MusicaSacra.com | Church Music Association of America: Beetle Grubs vs Sacred Music

Monday, May 16, 2005

Beetle Grubs vs Sacred Music

This nice article by Yurodivi on Spero News begins nicely and gets better and better. "One really easy way to stick your hand into the hornet’s nest is to say something like, 'We need to get back to real music in the Church and get rid of this folk stuff.'"

Some of us were speaking only recently about this issue again, namely of how to ween people from the sense that their favorite sacro-pop song should be the featured music at Mass. For example, I recently attended a first-communion liturgy in which a Dana pop solo was the recessional. It was this song. Warning: clicking on that link will deliver the music and environment of a Stones outdoor concert but with religious overtones.
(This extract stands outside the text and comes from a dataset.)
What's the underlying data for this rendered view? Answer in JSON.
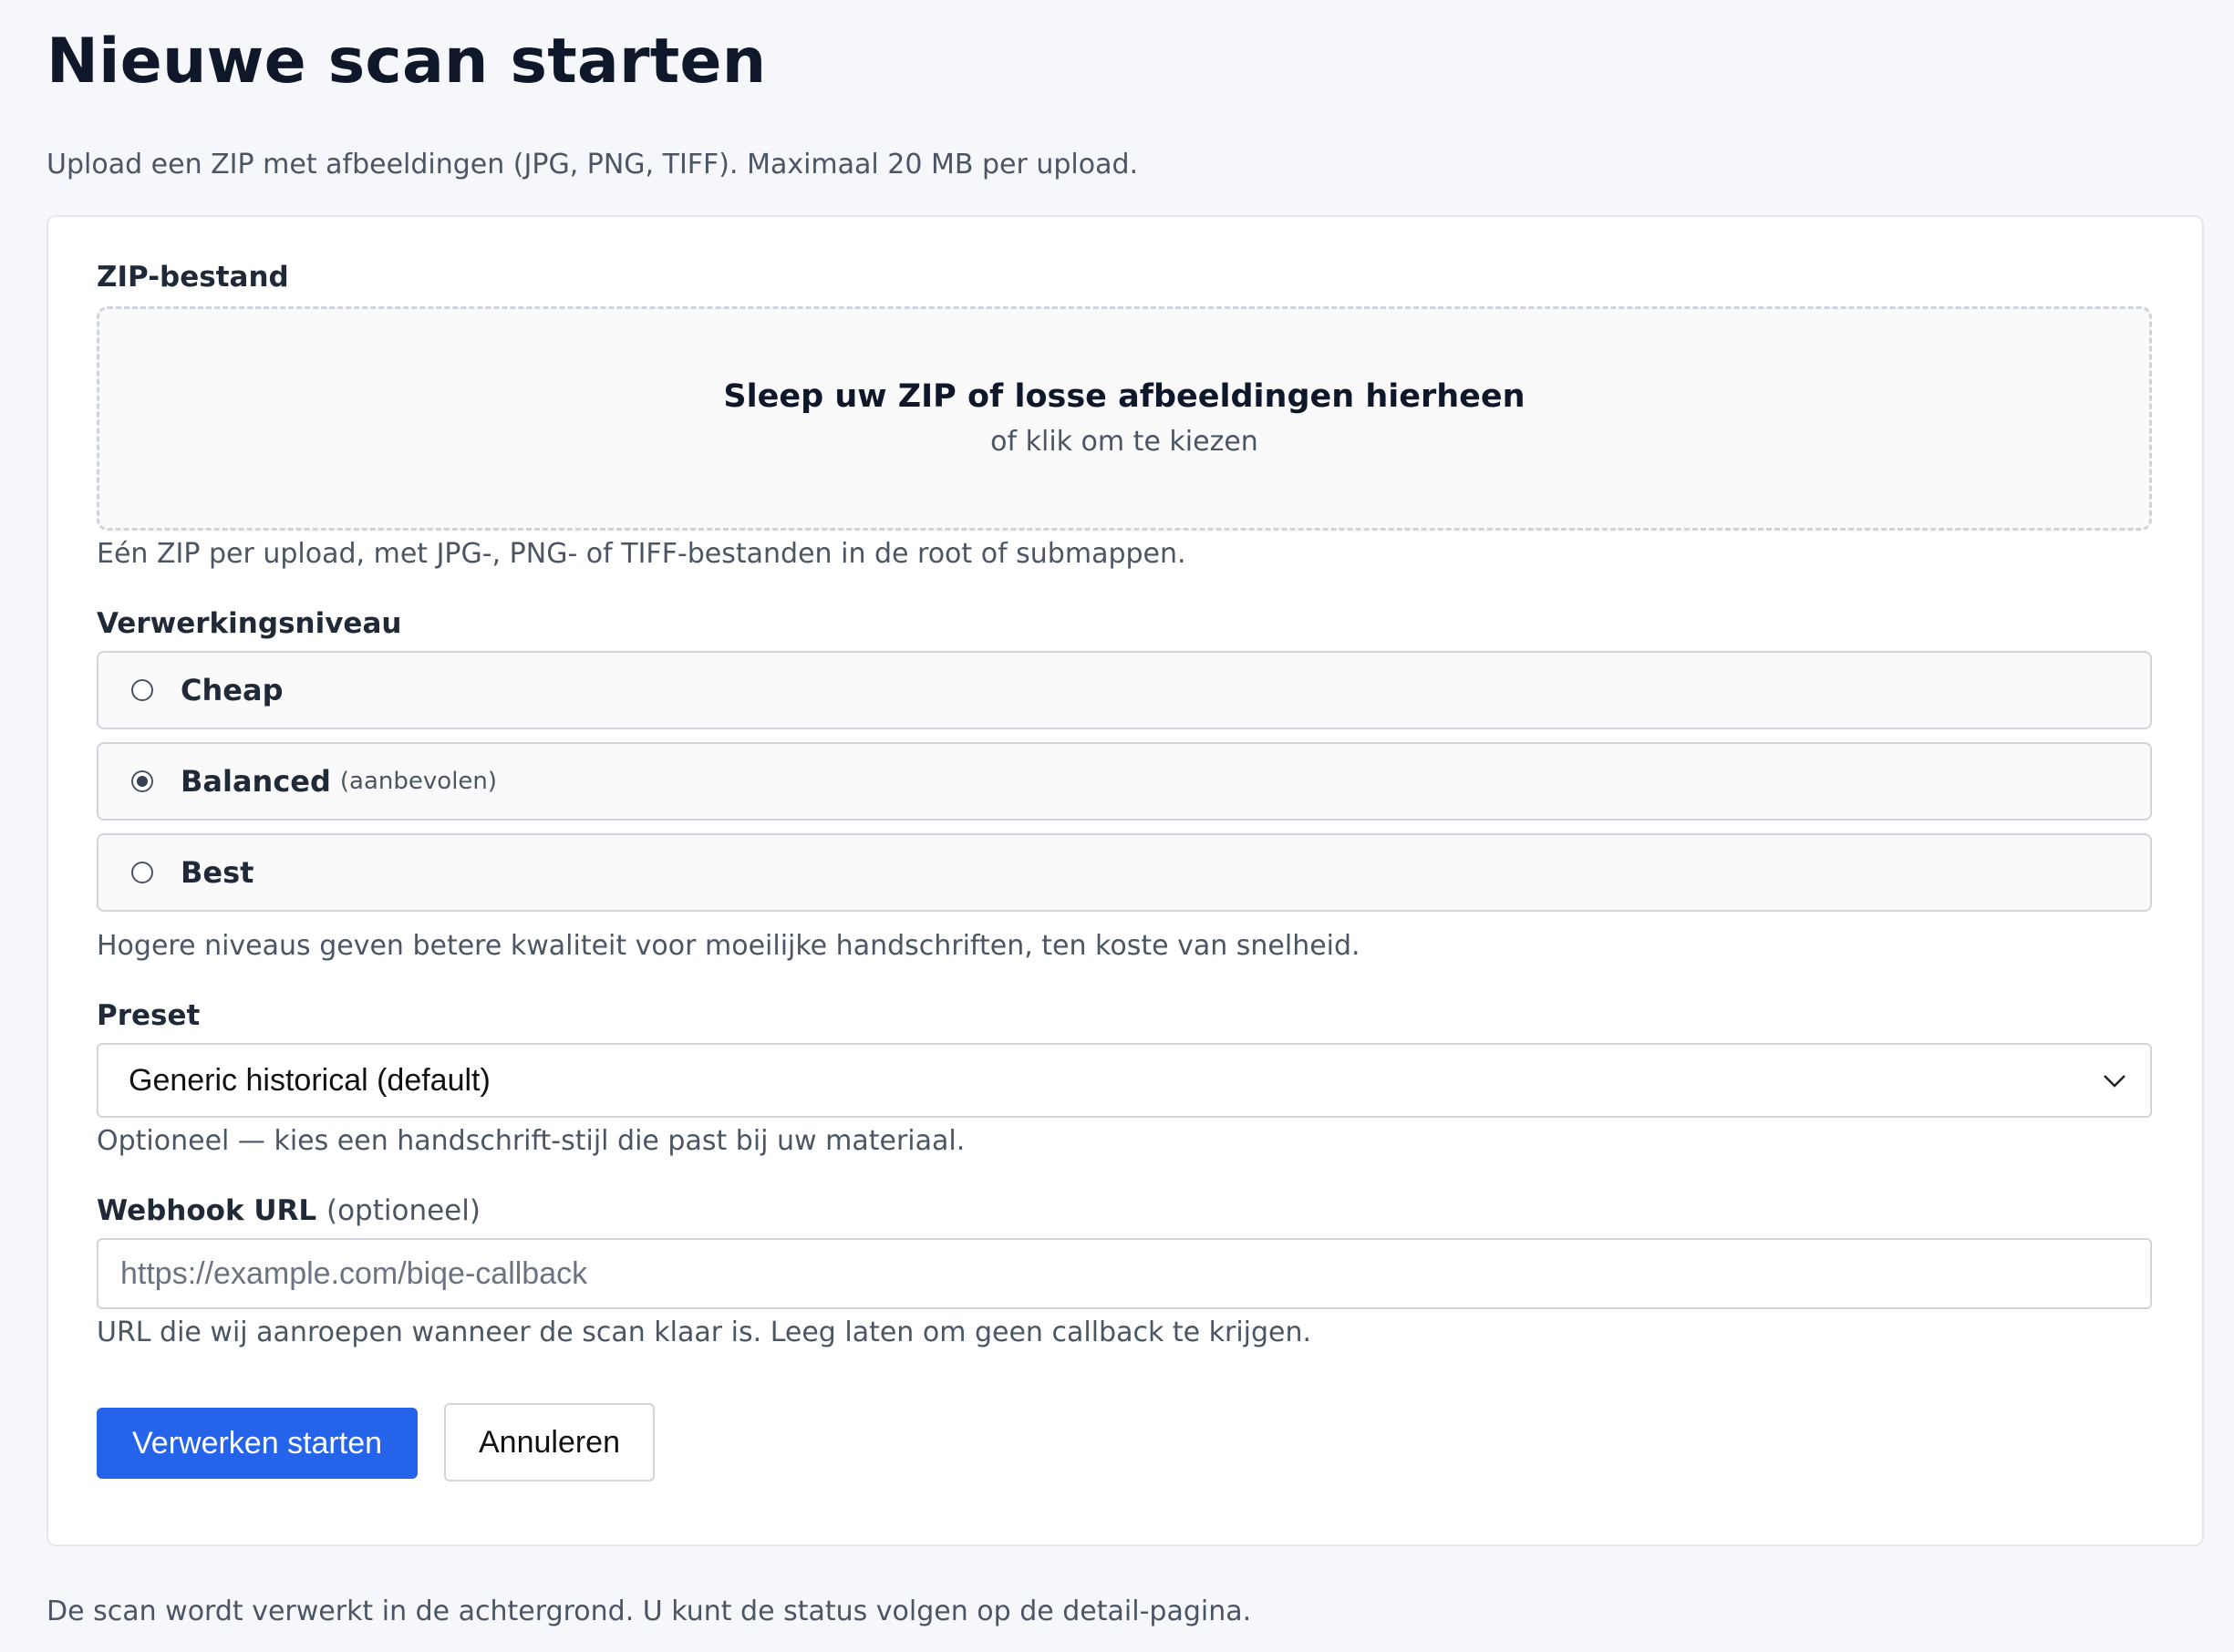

Yes, this was the famed World Youth Day. For my part, this is just the Twilight Zone but that just shows how sheltered I am, because this music is incredibly popular, especially among conservative Catholics, though I do not understand how or why.

The question is how to convince people that this material does not belong at liturgy. The answer is that you can't. You can impose outcomes and forbid genres but you can't change people's hearts this way. Arlene O0st-Zinner says, and I think she is right about this, that that the only way toward long term success is to offer people an viable alternative that slowly changes their sensibilities and expectations, so that they begin to understand. At least this project keeps of those us who find sacro-pop to be unbearable busy on a constructive project that does some good rather than merely raising hackles.

5 Comments:

Susan Treacy said...

I agree with Arlene! Thanks, Jeffrey, for all that you and Arlene are doing for the cause!

May 16, 2005 3:11 PM  
Brian Michael Page said...

Jeff,
Great article, and so true. Funny you mentioned First Communion. Here's a link to my experiences of my own daughter's First Communion which was just last Sunday at, not the church I work at, but the one closer to home.

My Daughter's First Communion

BMP

BMP

May 17, 2005 9:59 AM  
The Dun Cow said...

I had no idea that was the sort of thing sung at World Youth Day.

Now I am more determined than ever to find some money to contribute to Juventutem through AAE's site.

May 17, 2005 3:38 PM  
Arlene Oost-Zinner said...

Here are some activities planned for the NPM gathering in Milwaukee this summer, as seen in the most recent newsletter from the OCP:


* Fiesta Latina: Tues, June 28, 9:30 PM
* Rockin' by the Lake: Wed, June 29, 10 PM


I must go on record in saying that I have nothing, in principle, against Latin rythms outside of Mass, and Rockin' by the lake is certainly nothing new, though neither is to my personal taste. But it all goes to show how these publishing houses/marketing experts play off sensibilities formed outside of Mass, selling their wares to the largely uninformed and unsuspecting faithful.

Bring back full mass settings! The cost to the public? Nothing! but one small hour of a person's time in the presence of the body of Our Lord. Surely we can find a way to market this!

May 18, 2005 5:15 AM  
Daniel Muller said...

how to ween people from the sense that their favorite sacro-pop song should be the featured music at Mass. For example, I recently attended a first-communion liturgy in which a Dana pop solo was the recessional.

I did not have the courage to click on the link, but technically this was an after-Mass devotion. (Admittedly, when you have to say "technically" to justify your actions, something is wrong.)

The question is how to convince people that this material does not belong at liturgy. The answer is that you can't.

Well, no ... and yes and no. We need to use (or recover) the liturgical texts. In the case of the propers of the Mass, these are prose. Once we recognize the Church and her scriptures as the source por excelencia of our liturgical texts, so many questions of musical style answer themselves. Yurodivi's Buddhist student recognized "Gregorian chant" in Pange, lingua, gloriosi, which while a hymn and therefore a poetic text, has a melody that does not "rock." This melody is an outgrowth of centuries of singing prose texts, which ipso facto cannot "rock."